Prasanna Vithanage's Paradise leaves the audience to read between the lines and draw their own conclusions about the frailty of human nature, and how easily violence seizes the most unexpected prey, observes Deepa Gahlot.
What kind of idiot would willingly go into a troubled country for a wedding anniversary trip?
A privileged idiot, that's who, the kind that thinks he is getting a bargain and doing the people a favour by spending his money there.
Sri Lanka is a country in a crisis.
The people are out on the streets protesting against food and fuel shortages, when an Indian couple visits, in Prasanna Vithanage's acclaimed, award-winning film, Paradise (multi-lingual).
Most tourists have cancelled, so Kesav (Roshan Mathew) and Amritha (Darshana Rajendran) have the full attention of their guide, Mr Andrew (Shyam Fernando), and a run of the beautiful, isolated bungalow, in the forest.
Keshav gets good news on the professional front from his office, so he is in a happy mood.
Andrew takes them on a Ramayan tour, pointing out places where various incidents from the epic took place.
He is probably making some of it up but he is painfully earnest about pleasing his guests.
Quite early in the film, he tells them that it is believed Ravana did not die; he is just slumbering, and will wake up one day to save Sri Lanka.
Amritha is amused by his stories -- she is aware of different versions of the Ramayan -- but also sensitive to serenity of the space.
When Keshav wants venison, the villa's server, Shree (Sumith Ilango) picks up a loaded gun to take them hunting for deer but Amritha cannot bear the beautiful animal being killed, and interrupts.
The deer is just one of the Ramayan motifs that pops up in the film but Vithanage does not draw deliberate parallels between the epic and his plot. There is a sense of foreboding created, however, and that is kept up till the unanticipated climax.
Burglars enter the villa late that night, and rob their laptops and phones, more crucial to Keshav at that point, because of professional deadlines.
He insists on calling the cops, and is told that due to a diesel shortage, they cannot come there, so Andrew drives them over.
When Sergeant Bandara (Mahendra Perera) sounds uninterested -- he has more pressing issues to deal with than missing gadgets -- Keshav threatens to pull strings higher up.
The pressure from an adamant Keshav, results in the arrest and torture of three Tamil men, whom Keshav identifies.
He may have been wrong about seeing them in the dark but they own up to the crime. Keshav, foolishly decides to wait till he gets their devices back, showing the first world arrogance that white tourists are often accused of. Amritha sees a different side to her husband that had not surfaced earlier, perhaps due to a lack of provocation.
As could be expected, things spiral out of control, and that loaded gun -- following Chekhov's dramatic rule about not introducing a gun in the first act if it is not meant to go off in the third -- is used in the shocking ending.

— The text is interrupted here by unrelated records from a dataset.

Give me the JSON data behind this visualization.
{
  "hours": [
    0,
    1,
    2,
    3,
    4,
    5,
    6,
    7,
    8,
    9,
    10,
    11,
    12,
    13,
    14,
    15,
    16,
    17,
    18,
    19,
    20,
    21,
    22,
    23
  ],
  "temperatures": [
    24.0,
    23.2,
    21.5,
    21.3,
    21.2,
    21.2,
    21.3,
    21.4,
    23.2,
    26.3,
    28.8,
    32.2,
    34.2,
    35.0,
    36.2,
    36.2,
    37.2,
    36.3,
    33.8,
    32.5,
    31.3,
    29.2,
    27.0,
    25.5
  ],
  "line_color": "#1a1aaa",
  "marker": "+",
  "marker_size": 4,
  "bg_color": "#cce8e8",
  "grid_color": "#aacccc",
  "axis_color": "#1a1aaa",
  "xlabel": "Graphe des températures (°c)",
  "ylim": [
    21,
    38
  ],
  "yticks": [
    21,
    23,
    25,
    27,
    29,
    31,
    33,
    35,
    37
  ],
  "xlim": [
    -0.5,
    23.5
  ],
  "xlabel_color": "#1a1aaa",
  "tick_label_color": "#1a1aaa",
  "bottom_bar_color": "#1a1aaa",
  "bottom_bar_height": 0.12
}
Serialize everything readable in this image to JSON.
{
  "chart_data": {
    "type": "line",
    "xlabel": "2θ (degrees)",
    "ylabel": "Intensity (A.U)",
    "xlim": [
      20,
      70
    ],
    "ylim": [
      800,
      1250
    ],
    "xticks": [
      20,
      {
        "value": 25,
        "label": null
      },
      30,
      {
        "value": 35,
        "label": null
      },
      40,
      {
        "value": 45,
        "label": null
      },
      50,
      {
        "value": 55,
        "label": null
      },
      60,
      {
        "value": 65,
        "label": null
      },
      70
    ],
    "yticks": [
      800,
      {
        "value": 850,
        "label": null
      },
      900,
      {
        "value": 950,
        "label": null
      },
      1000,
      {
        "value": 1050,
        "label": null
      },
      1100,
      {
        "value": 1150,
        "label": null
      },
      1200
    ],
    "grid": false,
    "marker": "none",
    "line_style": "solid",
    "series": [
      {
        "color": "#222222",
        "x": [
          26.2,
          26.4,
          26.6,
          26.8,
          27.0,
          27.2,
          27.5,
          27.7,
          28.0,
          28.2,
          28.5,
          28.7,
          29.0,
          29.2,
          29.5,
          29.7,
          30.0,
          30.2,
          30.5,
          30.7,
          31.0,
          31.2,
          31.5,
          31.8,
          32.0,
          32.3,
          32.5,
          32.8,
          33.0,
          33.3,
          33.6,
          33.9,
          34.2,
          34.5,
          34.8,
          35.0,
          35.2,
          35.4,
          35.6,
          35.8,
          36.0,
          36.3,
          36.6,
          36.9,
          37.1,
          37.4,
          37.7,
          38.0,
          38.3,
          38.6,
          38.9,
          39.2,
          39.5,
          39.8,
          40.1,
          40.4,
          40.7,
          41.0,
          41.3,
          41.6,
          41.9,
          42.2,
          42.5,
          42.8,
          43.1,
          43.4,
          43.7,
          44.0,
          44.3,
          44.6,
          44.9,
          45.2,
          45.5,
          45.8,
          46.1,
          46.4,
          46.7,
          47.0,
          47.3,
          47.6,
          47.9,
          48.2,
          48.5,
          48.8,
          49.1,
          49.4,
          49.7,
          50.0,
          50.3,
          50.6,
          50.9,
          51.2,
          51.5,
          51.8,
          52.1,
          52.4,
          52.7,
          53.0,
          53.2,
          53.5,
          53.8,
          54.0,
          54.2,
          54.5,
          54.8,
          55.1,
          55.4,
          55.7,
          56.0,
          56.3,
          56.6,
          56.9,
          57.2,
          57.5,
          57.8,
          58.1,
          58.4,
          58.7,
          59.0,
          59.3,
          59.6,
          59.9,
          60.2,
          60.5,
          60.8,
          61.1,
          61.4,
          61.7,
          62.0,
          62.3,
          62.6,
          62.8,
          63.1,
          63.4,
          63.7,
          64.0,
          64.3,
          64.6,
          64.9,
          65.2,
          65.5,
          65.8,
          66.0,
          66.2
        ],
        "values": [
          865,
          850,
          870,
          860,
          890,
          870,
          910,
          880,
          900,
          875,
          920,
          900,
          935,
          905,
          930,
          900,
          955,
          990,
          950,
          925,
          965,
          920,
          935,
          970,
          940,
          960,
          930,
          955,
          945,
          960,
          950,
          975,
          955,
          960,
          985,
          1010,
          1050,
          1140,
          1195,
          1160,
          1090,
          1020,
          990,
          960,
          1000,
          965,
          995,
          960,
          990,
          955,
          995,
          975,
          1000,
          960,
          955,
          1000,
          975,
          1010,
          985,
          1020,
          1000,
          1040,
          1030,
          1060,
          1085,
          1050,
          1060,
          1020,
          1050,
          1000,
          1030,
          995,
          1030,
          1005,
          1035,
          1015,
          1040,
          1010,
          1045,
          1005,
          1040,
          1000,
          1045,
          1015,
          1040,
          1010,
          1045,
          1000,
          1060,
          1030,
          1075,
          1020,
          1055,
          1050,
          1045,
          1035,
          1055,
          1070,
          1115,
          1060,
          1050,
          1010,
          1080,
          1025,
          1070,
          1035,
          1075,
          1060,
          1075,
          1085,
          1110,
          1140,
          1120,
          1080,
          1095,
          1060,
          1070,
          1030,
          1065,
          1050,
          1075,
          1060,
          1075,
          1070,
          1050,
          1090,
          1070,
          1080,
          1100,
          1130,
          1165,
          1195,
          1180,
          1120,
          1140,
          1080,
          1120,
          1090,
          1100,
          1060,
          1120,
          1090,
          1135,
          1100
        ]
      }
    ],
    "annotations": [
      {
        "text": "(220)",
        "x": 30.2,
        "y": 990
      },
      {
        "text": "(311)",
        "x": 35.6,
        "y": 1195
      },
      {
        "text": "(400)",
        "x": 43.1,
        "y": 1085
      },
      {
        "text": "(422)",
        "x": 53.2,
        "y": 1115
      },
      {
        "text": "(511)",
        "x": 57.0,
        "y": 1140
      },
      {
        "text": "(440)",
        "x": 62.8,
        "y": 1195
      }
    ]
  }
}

It does seem like the forest location, with its deceptive calm, will not let the city unrest impinge on its peace but Keshav overestimates the cushioning of his 'outsider-ness', while Sergeant Bandara's agenda is difficult to read, without knowing the current socio-political history of the island and the long-running animosity between the Sinhalas and Tamils.
The villa's Muslim cook, Iqbal (Azher Samsoodeen), and the Christian Andrew seem to represent minorities that must have been innocent bystanders in the not so distant, violent ethnic strife in Sri Lanka.
Vithanage gets natural, nuanced performances from the actors, and picturesque visuals of the sites Andrew shows off to his only clients in a slack season but leaves the audience to read between the lines and draw their own conclusions about the frailty of human nature, and how easily violence seizes the most unexpected prey.